I used GPU-Z 2.50.0 to confirm that the Quadro P2000 is operating at the selected application clock of 1404 MHz. Note that power capping and thermal capping are still in effect when application clocks are used, and this may lower the clock below the selected value.

The way I understand it, applications clocks are only applied to the highest performance power state, and idling GPUs transition to lower performance power states courtesy of GPU power management and will be clocked down. In my case the Quadro P2000 drops to 139 MHz for the core and 203 MHz for the memory when idle. So use of application clocks may not help with OP’s scenario.

Maybe nvmlDeviceSetGpuLockedClocks() then? (Volta and above only).

If the OP is developing the app. for wider deployment and if the hardware can be specified and if the above works, (too many ifs…), this may help.

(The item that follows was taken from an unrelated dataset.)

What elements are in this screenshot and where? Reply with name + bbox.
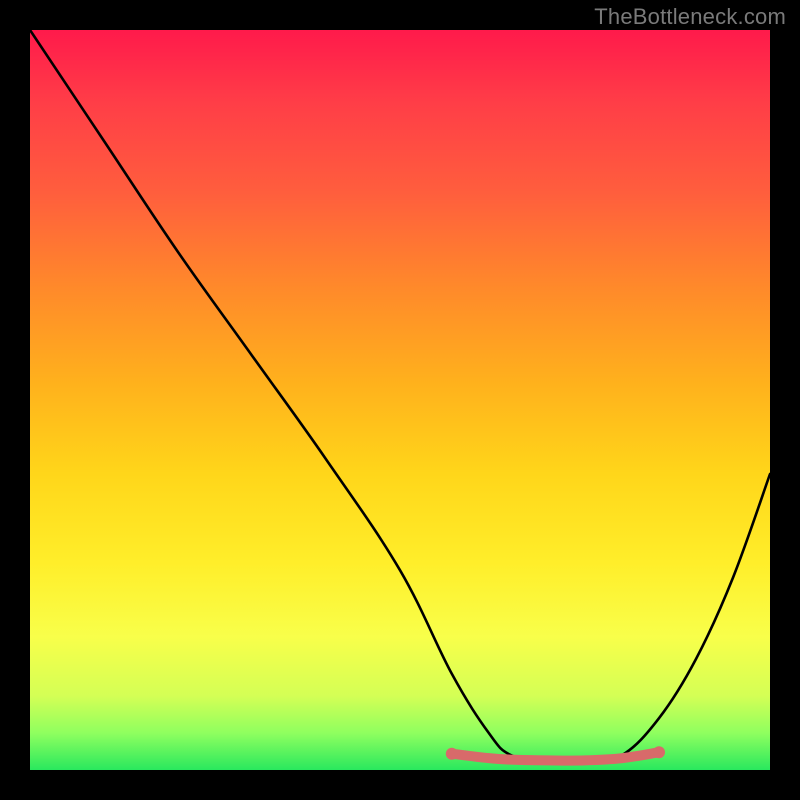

Yes, that seems to work. I also have a Turing-based Quadro RTX 4000 in the same system. As an experiment, I fixed its core clock at 1395 MHz:

> nvidia-smi -i 1 -lgc 1395
GPU clocks set to "(gpuClkMin 1395, gpuClkMax 1395)" for GPU 00000000:65:00.0
All done.

Now, when I idle the card, the GPU clock stays at 1395 MHz and the memory clock at 1625 MHz. Power draw is at a whopping 37W, so that is something to keep in mind. Normally, when idling, the GPU power management drops voltage and frequency to very low values to reduce power draw below 10W.

As with application clocks, the “locked clock” setting specified appears to be overriden by power capping and thermal capping, which makes perfect sense as these are designed to prevent damage to the GPU hardware.

This topic was automatically closed 14 days after the last reply. New replies are no longer allowed.